Philippine President Rodrigo Duterte said he is willing to deploy military ships to the South China Sea to assert the country’s claim over oil deposits in a contested part of the waterway.

Duterte, who has embraced China since taking power in 2016, has faced growing domestic criticism for his reluctance to confront Beijing over its activities in Philippine-claimed waters.

Tensions spiked last month after hundreds of Chinese vessels were detected at Whitsun Reef in the Spratly Islands, which are contested by several countries, including the Philippines and China.

Beijing has refused repeated demands by the Philippines to call back the ships, which Manila says are maritime militia vessels and China says are fishing boats.

“I’m not so much interested now in fishing. I don’t think there’s enough fish really to quarrel about,” Duterte said Monday. “But when we start to mine, when we start to get whatever it is in the bowels of the China sea, our oil, then by that time… I will send my grey ships there to state a claim,” he said, while also emphasizing his desire “to remain friends” and “share whatever it is”.

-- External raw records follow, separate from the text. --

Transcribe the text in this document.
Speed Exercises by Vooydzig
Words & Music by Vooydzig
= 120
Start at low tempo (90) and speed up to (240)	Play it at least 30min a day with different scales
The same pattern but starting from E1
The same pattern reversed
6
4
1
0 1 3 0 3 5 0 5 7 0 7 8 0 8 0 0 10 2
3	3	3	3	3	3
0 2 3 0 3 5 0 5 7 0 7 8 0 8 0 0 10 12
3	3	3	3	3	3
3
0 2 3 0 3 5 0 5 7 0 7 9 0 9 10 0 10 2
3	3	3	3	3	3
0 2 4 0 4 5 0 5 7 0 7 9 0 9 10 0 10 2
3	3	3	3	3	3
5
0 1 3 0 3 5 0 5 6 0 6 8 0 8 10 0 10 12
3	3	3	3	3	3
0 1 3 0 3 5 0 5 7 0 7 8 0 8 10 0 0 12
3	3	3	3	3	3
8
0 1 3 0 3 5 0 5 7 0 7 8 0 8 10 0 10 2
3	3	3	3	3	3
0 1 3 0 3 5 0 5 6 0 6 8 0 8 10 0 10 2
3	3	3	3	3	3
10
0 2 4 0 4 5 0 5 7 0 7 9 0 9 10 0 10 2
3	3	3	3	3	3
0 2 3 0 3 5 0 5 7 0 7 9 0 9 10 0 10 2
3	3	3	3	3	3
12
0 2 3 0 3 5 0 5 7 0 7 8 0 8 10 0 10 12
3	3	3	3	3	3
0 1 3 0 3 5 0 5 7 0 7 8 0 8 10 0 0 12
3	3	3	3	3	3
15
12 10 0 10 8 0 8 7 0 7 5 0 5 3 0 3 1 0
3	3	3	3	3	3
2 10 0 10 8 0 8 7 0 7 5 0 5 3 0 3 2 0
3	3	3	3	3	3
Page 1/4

Duterte spoke the day after top military leadership rejected a rumor that a social media group involving members of the armed forces had demanded the president denounce China or they would no longer support him as their commander in chief.

Beijing asserts sovereignty over almost all of the waterway, which is believed to hold rich deposits of natural resources.

In 2016, a UN-backed tribunal rejected its claims. Beijing has ignored the ruling.

Duterte has repeatedly said conflict with China would be futile, and on Monday warned of “bloodshed” if the Philippines tried to take back the waters.

Renewed tension in the region has alarmed several countries.

The United States, a key military ally of the Philippines and its former colonial ruler, recently reminded China of its treaty obligations to Manila.

The dispute comes as the Philippines receives millions of doses of COVID-19 jabs from China’s Sinovac — many of them donated. The jabs have underpinned the country’s inoculation efforts as it waits for the delivery of vaccines from Russia and the West.